18. For Those who would like to see how compatible Buddha Dhamma is with modern science, the “Dhamma and Science” section is a good resource.

  • That section points out both consistencies and inconsistencies with modern science.
  • Modern science has had to revise or come up with new theories to explain many phenomena over the past 500 years, but Buddha Dhamma (in the Tipiṭaka) has remained the same for over 2500 years.
  • I predict the remaining inconsistencies will also be resolved in favor of Buddha Dhamma.

19. The section on “Tables and Summaries” is an important collection of posts summarizing bits of information or “data” that are not necessary to be memorized but could be needed to explain things in detail.

20. Some either have already learned Abhidhamma or would like to learn.
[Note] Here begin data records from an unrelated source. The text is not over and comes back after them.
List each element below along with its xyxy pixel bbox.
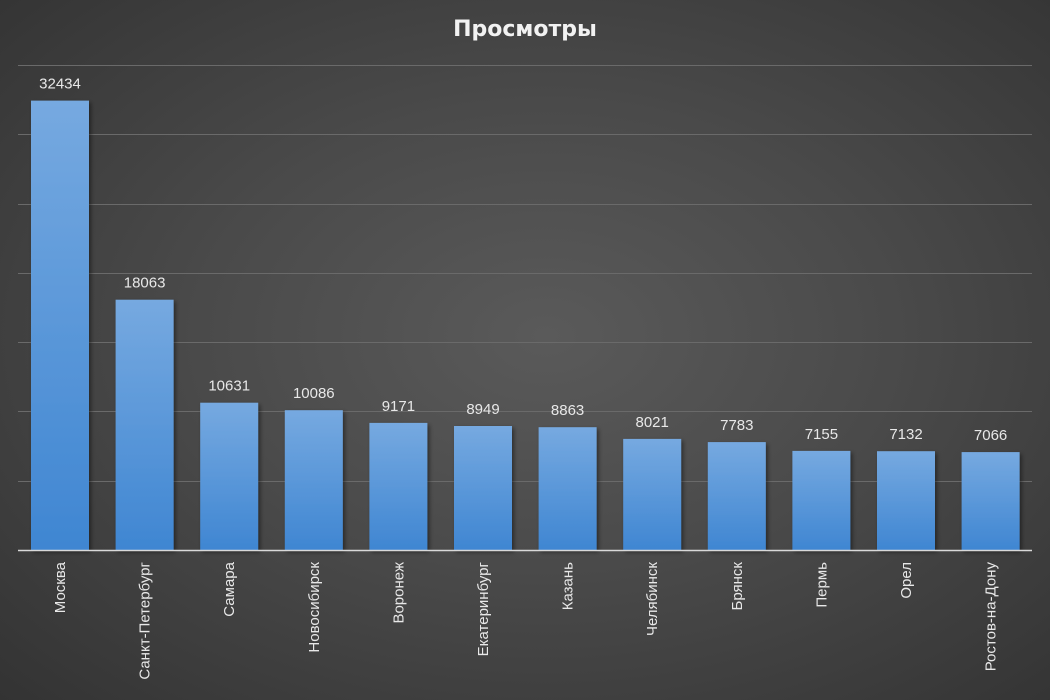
bar [707, 442, 766, 550]
category-label: Казань [560, 562, 577, 610]
bar-value-label: 7066 [974, 427, 1007, 444]
bar [115, 299, 174, 550]
bar [792, 450, 851, 550]
category-label: Воронеж [390, 562, 407, 624]
bar-value-label: 7132 [889, 426, 922, 443]
bar-value-label: 18063 [124, 275, 166, 292]
gridlines [18, 65, 1032, 482]
bar [284, 410, 343, 550]
data-labels: 32434 18063 10631 10086 9171 8949 8863 8021 7783… [39, 76, 1007, 445]
bar-value-label: 8021 [636, 414, 669, 431]
bar [200, 402, 259, 550]
bar [31, 100, 89, 550]
category-axis-labels: Москва Санкт-Петербург Самара Новосибирск Во… [52, 561, 1000, 679]
bar-value-label: 7783 [720, 417, 753, 434]
bar [877, 451, 935, 550]
category-label: Москва [52, 561, 69, 613]
bar-value-label: 7155 [805, 426, 838, 443]
category-label: Челябинск [644, 562, 661, 636]
category-label: Екатеринбург [475, 561, 492, 656]
category-label: Санкт-Петербург [137, 561, 154, 679]
bar-value-label: 10086 [293, 385, 335, 402]
category-label: Пермь [813, 562, 830, 608]
bar-value-label: 9171 [382, 398, 415, 415]
category-label: Самара [221, 561, 238, 616]
category-label: Брянск [729, 562, 746, 611]
bar-value-label: 8949 [466, 401, 499, 418]
category-label: Новосибирск [306, 562, 323, 653]
bars [31, 100, 1020, 550]
bar-value-label: 10631 [208, 378, 250, 395]
bar [538, 427, 597, 550]
bar [454, 426, 512, 550]
bar [961, 452, 1020, 550]
bar-value-label: 8863 [551, 402, 584, 419]
category-label: Ростов-на-Дону [983, 562, 1000, 672]
bar [369, 422, 428, 550]
bar [623, 438, 682, 550]
bar-value-label: 32434 [39, 76, 81, 93]
category-label: Орел [898, 562, 915, 599]
chart-title: Просмотры [453, 17, 597, 42]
For them, the “Abhidhamma” section could be useful. There are several subsections in this section on various topics.

  • The “Abhidhamma via Science” section highlights some overlaps between Abhidhamma Science.
  • One of my favorite subjects is Abhidhamma. When one has proceeded along the Path to some extent, it could be useful to learn Abhidhamma, which will help gain a deeper understanding.

21. Finally, but most importantly, three important subsections discuss issues involved in attaining magga phala (stages of Nibbāna). The primary goal of this website is to provide enough material for one to attain the Sōtāpanna stage of Nibbāna.
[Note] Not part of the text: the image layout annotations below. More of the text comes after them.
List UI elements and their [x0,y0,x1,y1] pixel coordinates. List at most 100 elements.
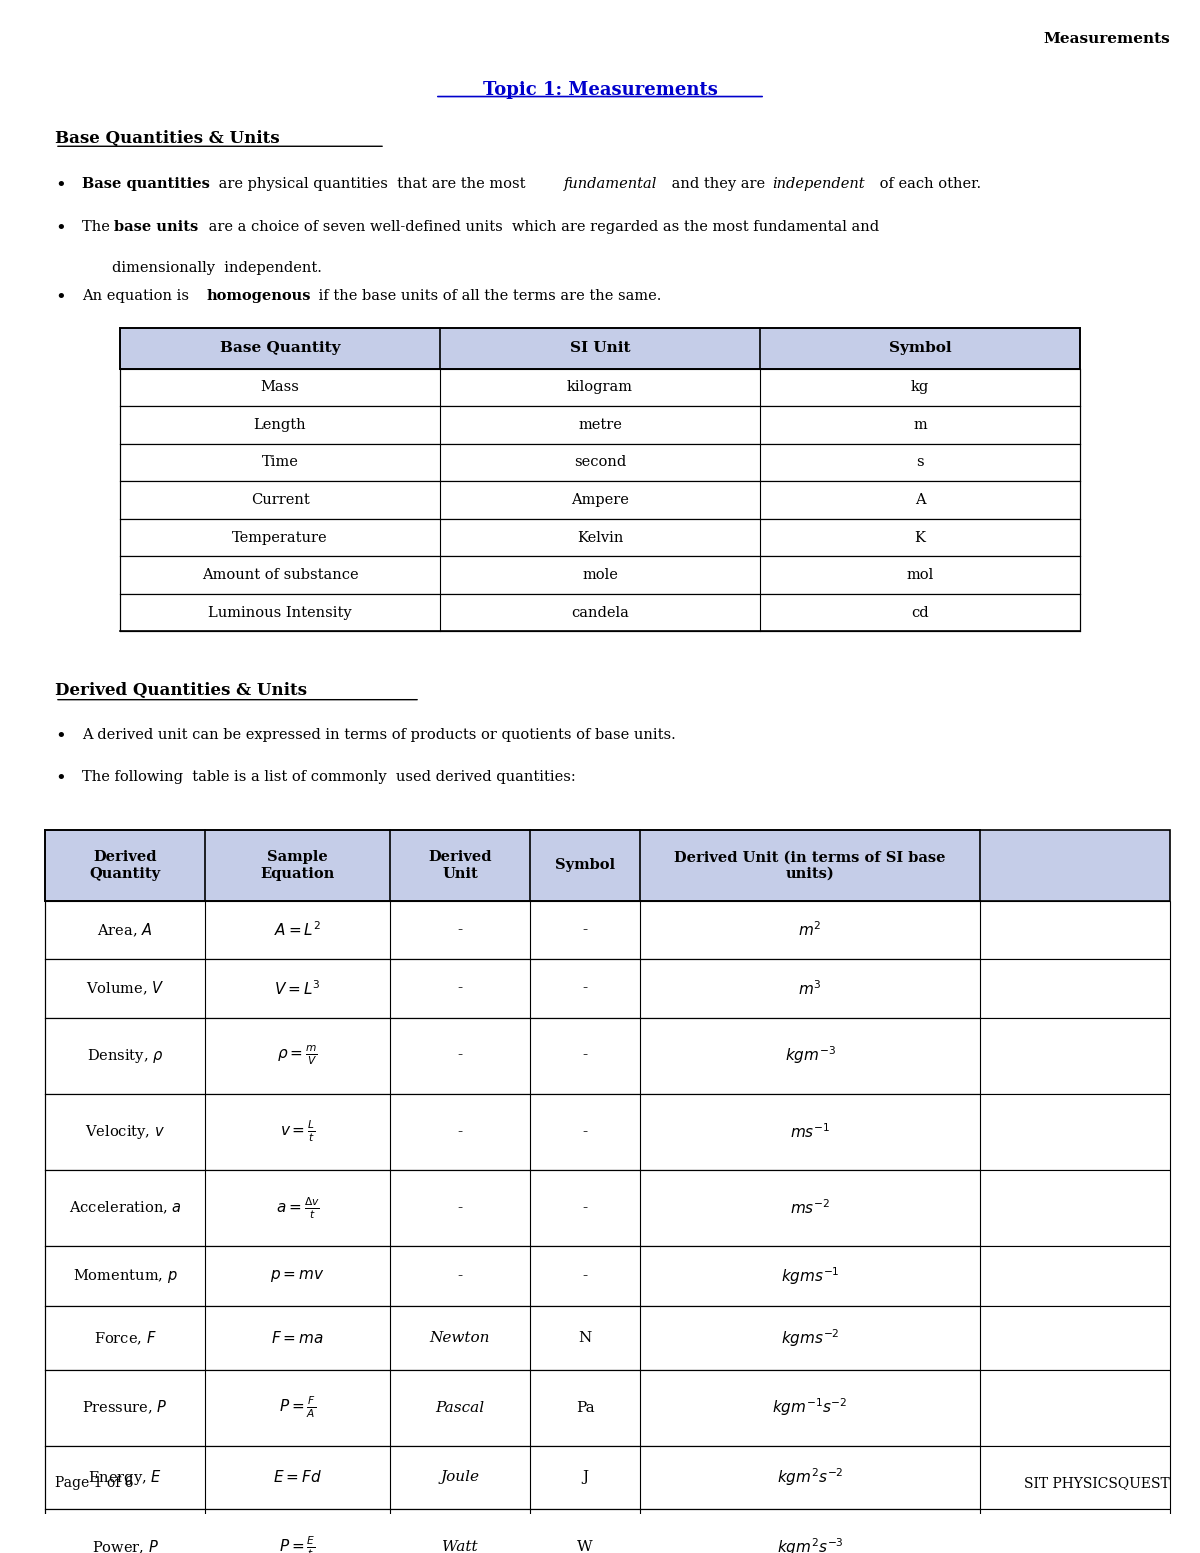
Text: Page 1 of 6: Page 1 of 6 [55,1475,133,1489]
FancyBboxPatch shape [46,1510,1170,1553]
Text: fundamental: fundamental [564,177,658,191]
Text: $v = \frac{L}{t}$: $v = \frac{L}{t}$ [280,1118,316,1145]
Text: Symbol: Symbol [554,859,616,873]
FancyBboxPatch shape [120,481,1080,519]
Text: Length: Length [253,418,306,432]
Text: Base quantities: Base quantities [82,177,210,191]
FancyBboxPatch shape [46,1017,1170,1093]
Text: Kelvin: Kelvin [577,531,623,545]
FancyBboxPatch shape [120,556,1080,593]
Text: kg: kg [911,380,929,394]
Text: •: • [55,289,66,306]
FancyBboxPatch shape [120,407,1080,444]
Text: Mass: Mass [260,380,300,394]
Text: K: K [914,531,925,545]
Text: -: - [457,1048,462,1062]
Text: metre: metre [578,418,622,432]
Text: of each other.: of each other. [875,177,982,191]
Text: Force, $F$: Force, $F$ [94,1329,156,1346]
Text: SI Unit: SI Unit [570,342,630,356]
Text: Luminous Intensity: Luminous Intensity [208,606,352,620]
Text: $ms^{-1}$: $ms^{-1}$ [790,1123,830,1141]
Text: Derived
Unit: Derived Unit [428,851,492,881]
Text: -: - [457,1200,462,1214]
Text: $kgms^{-1}$: $kgms^{-1}$ [781,1266,839,1287]
Text: and they are: and they are [667,177,769,191]
Text: •: • [55,221,66,238]
FancyBboxPatch shape [120,368,1080,407]
Text: W: W [577,1541,593,1553]
Text: independent: independent [772,177,865,191]
Text: candela: candela [571,606,629,620]
Text: Pa: Pa [576,1401,594,1415]
Text: mol: mol [906,568,934,582]
Text: homogenous: homogenous [206,289,312,303]
Text: SIT PHYSICSQUEST: SIT PHYSICSQUEST [1025,1475,1170,1489]
Text: second: second [574,455,626,469]
Text: -: - [582,1269,588,1283]
Text: cd: cd [911,606,929,620]
FancyBboxPatch shape [46,831,1170,901]
Text: Time: Time [262,455,299,469]
Text: Joule: Joule [440,1471,480,1485]
Text: $P = \frac{E}{t}$: $P = \frac{E}{t}$ [280,1534,316,1553]
Text: Power, $P$: Power, $P$ [91,1539,158,1553]
Text: m: m [913,418,926,432]
Text: -: - [457,922,462,936]
Text: $m^2$: $m^2$ [798,921,822,940]
Text: Ampere: Ampere [571,492,629,506]
Text: are physical quantities  that are the most: are physical quantities that are the mos… [214,177,530,191]
Text: -: - [457,1124,462,1138]
Text: A: A [914,492,925,506]
Text: Base Quantities & Units: Base Quantities & Units [55,130,280,146]
Text: $kgms^{-2}$: $kgms^{-2}$ [781,1328,839,1348]
Text: Symbol: Symbol [889,342,952,356]
Text: •: • [55,770,66,787]
Text: Topic 1: Measurements: Topic 1: Measurements [482,81,718,99]
FancyBboxPatch shape [46,1370,1170,1446]
Text: $E = Fd$: $E = Fd$ [274,1469,322,1485]
Text: $kgm^{-1}s^{-2}$: $kgm^{-1}s^{-2}$ [773,1396,847,1418]
Text: -: - [582,922,588,936]
Text: •: • [55,728,66,745]
Text: Current: Current [251,492,310,506]
Text: $P = \frac{F}{A}$: $P = \frac{F}{A}$ [278,1395,316,1421]
Text: Pressure, $P$: Pressure, $P$ [82,1399,168,1416]
Text: Watt: Watt [442,1541,478,1553]
Text: $V = L^3$: $V = L^3$ [274,978,320,997]
Text: -: - [457,981,462,995]
Text: -: - [582,1124,588,1138]
Text: •: • [55,177,66,194]
FancyBboxPatch shape [46,901,1170,960]
Text: Energy, $E$: Energy, $E$ [88,1468,162,1486]
Text: $F = ma$: $F = ma$ [271,1329,324,1346]
Text: Acceleration, $a$: Acceleration, $a$ [68,1199,181,1216]
FancyBboxPatch shape [46,1169,1170,1246]
Text: mole: mole [582,568,618,582]
Text: $p = mv$: $p = mv$ [270,1267,325,1284]
Text: dimensionally  independent.: dimensionally independent. [112,261,322,275]
FancyBboxPatch shape [46,960,1170,1017]
Text: $ms^{-2}$: $ms^{-2}$ [790,1199,830,1218]
Text: if the base units of all the terms are the same.: if the base units of all the terms are t… [314,289,661,303]
Text: Derived Quantities & Units: Derived Quantities & Units [55,682,307,699]
FancyBboxPatch shape [46,1093,1170,1169]
Text: Area, $A$: Area, $A$ [97,921,152,938]
Text: Newton: Newton [430,1331,491,1345]
Text: $kgm^2s^{-3}$: $kgm^2s^{-3}$ [776,1536,844,1553]
Text: -: - [582,1200,588,1214]
Text: The following  table is a list of commonly  used derived quantities:: The following table is a list of commonl… [82,770,576,784]
Text: Measurements: Measurements [1043,33,1170,47]
Text: Base Quantity: Base Quantity [220,342,341,356]
Text: The: The [82,221,114,235]
FancyBboxPatch shape [46,1306,1170,1370]
FancyBboxPatch shape [120,519,1080,556]
Text: -: - [457,1269,462,1283]
Text: Velocity, $v$: Velocity, $v$ [85,1123,164,1140]
Text: J: J [582,1471,588,1485]
Text: $A = L^2$: $A = L^2$ [274,921,322,940]
Text: -: - [582,1048,588,1062]
Text: $\rho = \frac{m}{V}$: $\rho = \frac{m}{V}$ [277,1044,318,1067]
Text: Derived Unit (in terms of SI base
units): Derived Unit (in terms of SI base units) [674,851,946,881]
FancyBboxPatch shape [120,444,1080,481]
  • First, the concept of Nibbāna is a puzzle to many. It is discussed in several posts in the subsection: “Nibbāna.”
  • Some critical points to consider by those making an effort in that direction are discussed in the subsection: “Seeking Nibbāna.”
  • The first goal of those who seek Nibbāna is the Sōtāpanna stage. Many concepts are requirements for achieving that goal are discussed in the subsection: “Sōtāpanna Stage of Nibbāna.”
  • The section “Living Dhamma“is specially designed for one to start following Buddha Dhamma even without believing in the concept of rebirth, all the way to the Sōtāpanna stage. People with a more advanced background can start at later subsections, skipping the early ones.